Apple's New Spaceship Campus Has One Flaw -- and It Hurts (bloomberg.com)
Mark Bergen, writing for Bloomberg: The centerpiece of Apple's new headquarters is a massive, ring-shaped office overflowing with panes of glass, a testament to the company's famed design-obsessed aesthetic. There's been one hiccup since it opened last year: Apple employees keep smacking into the glass. Surrounding the Cupertino, California-based building are 45-foot tall curved panels of safety glass. Inside are work spaces, dubbed "pods," also made with a lot of glass. Apple staff are often glued to the iPhones they helped popularize. That's resulted in repeated cases of distracted employees walking into the panes, according to people familiar with the incidents. Some staff started to stick Post-It notes on the glass doors to mark their presence. However, the notes were removed because they detracted from the building's design, the people said.

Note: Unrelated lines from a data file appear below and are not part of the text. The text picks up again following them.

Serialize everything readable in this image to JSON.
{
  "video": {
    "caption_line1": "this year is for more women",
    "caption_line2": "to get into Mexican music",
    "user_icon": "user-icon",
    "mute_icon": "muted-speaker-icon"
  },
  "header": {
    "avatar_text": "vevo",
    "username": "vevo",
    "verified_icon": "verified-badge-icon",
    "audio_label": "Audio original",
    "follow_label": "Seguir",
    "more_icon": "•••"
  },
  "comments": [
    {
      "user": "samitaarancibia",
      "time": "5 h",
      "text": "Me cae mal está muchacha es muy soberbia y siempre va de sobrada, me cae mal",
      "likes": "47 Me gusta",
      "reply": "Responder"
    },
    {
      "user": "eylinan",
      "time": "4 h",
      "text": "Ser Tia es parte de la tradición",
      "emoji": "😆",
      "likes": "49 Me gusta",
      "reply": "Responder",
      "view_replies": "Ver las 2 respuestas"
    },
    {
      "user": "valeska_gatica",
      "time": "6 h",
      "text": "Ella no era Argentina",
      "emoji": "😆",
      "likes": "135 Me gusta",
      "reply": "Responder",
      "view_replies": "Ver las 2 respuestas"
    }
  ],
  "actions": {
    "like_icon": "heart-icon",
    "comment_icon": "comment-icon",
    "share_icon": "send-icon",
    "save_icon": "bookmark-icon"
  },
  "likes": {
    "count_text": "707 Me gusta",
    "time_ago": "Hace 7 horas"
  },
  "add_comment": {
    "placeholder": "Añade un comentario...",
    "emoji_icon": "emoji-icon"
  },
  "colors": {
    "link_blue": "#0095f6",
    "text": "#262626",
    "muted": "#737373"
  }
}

Not "somehow" -- there's a very specific mechanism: the walls are invisible.
The fix is easy enough, however -- just don't clean the class, and eventually the bloodstains will render the problem areas opaque.
I don't care if it's 90,000 hectares. That lake was not my doing.
Where's that lady with the big sledge hammer when you need her?
We're just going to have to have our phones tell us when we're about to walk into something. There's no other way to know.
There is a joke here about Windows, but I can't seem to see it.
No they won't. The only blood will be on the floors where the panes have shattered and fallen down.
No, that's unlikely. I've seen Apple customers and those that work at the Apple stores. They mostly seem to be skinny little hipster types. They don't have enough mass to walk into safety glass and actually break it.
Now if they have a visiting delegation from Walmart, between the mass of the scooters and the passengers, the panes of glass are likely to fall out from the weight on the floor causing the base of the wall to warp.